In the letter, the open streets volunteers noted that their efforts, and money for volunteer groups, wouldn't be as necessary if the city backed more permanent physical changes to the street as it did on 34th Avenue and 31st Avenue in Queens, and Berry Street and Underhill Avenue (eventually) in Brooklyn.

"Infrastructure investments reduce the amount of labor required to run the Open Streets, and thereby reduce operating costs. However, many of the promised street improvement projects and capital redesigns have been stalled, due to lack of staffing and resources at DOT, as well as interference by the Adams administration," the coalition wrote. "It is key that the City provide DOT with the funding, resources, and staffing required to realize this work."

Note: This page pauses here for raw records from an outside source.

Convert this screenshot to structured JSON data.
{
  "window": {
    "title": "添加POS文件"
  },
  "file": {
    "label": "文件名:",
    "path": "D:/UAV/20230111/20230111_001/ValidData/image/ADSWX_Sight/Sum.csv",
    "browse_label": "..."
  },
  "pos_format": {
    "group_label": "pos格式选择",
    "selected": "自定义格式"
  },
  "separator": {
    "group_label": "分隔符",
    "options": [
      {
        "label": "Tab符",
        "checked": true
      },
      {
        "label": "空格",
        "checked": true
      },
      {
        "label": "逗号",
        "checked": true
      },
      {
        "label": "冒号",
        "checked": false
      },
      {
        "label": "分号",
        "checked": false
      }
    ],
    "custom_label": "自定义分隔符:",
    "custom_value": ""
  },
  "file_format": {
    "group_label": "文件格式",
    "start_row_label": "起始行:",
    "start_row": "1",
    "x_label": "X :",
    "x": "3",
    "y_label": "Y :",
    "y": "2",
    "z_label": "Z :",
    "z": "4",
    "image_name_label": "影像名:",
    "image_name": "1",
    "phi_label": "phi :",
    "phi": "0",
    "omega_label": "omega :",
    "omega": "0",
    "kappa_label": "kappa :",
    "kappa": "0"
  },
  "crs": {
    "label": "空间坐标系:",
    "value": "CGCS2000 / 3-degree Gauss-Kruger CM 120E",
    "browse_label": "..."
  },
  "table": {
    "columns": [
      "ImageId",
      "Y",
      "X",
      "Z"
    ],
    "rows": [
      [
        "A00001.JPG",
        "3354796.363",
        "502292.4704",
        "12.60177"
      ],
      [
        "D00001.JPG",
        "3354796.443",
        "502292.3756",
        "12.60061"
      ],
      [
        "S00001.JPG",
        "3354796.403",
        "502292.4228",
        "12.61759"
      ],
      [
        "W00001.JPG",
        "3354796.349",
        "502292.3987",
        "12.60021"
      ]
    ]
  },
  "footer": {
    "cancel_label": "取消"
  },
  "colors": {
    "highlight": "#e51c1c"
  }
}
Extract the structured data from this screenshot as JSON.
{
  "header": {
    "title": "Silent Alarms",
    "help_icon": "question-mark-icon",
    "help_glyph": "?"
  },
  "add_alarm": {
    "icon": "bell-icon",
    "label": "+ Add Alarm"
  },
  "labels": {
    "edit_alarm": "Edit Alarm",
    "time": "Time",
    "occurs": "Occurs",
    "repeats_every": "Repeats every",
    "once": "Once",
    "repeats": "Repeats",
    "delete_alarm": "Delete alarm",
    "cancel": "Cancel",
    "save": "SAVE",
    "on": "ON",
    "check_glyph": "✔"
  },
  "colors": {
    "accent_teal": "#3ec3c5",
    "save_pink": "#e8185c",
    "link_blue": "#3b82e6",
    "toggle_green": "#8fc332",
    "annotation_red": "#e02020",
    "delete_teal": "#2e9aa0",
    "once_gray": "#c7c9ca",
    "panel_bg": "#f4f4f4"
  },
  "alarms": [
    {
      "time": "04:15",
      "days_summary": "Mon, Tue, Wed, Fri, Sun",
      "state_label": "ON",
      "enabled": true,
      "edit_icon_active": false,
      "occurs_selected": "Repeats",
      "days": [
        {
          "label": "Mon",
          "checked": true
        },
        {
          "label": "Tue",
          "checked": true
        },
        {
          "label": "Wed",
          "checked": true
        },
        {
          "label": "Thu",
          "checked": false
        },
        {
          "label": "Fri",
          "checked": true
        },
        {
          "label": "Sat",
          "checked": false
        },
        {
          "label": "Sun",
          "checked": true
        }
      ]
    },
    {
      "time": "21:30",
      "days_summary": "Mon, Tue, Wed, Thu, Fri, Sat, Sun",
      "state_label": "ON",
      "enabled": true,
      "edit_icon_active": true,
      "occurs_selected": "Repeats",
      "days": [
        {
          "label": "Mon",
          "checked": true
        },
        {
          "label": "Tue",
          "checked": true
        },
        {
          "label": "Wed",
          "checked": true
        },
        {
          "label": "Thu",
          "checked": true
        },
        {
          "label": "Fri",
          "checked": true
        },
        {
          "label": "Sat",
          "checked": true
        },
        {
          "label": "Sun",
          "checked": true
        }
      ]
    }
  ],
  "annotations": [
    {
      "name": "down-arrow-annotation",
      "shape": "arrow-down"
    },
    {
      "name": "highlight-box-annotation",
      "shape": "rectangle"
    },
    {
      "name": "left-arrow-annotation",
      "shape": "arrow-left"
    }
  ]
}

Budget negotiations are just getting underway between the Council, led by Speaker Adrienne Adams, and Mayor Adams.

A rep for the City Council expressed openness to the coalition's funding ask.

"Open Streets are critical components of our city's public realm and streetscape, offering vital community programs and gathering space," City Council spokesperson Julia Agos said in a statement.

"This level of funding would require support from the mayoral administration, including the Department of Transportation, as contributing partners. The Council will review the funding request and discuss it in budget conversations with the administration."

A rep for DOT said the suggestions in the letter "will be reviewed through the budget process."

"NYC DOT provides financial and operational support to hundreds of Open Streets and plazas, helping expand to a record number of Open Streets at schools and sustain roughly 200 Open Street location across the city," agency spokesman Vin Barone told Streetsblog.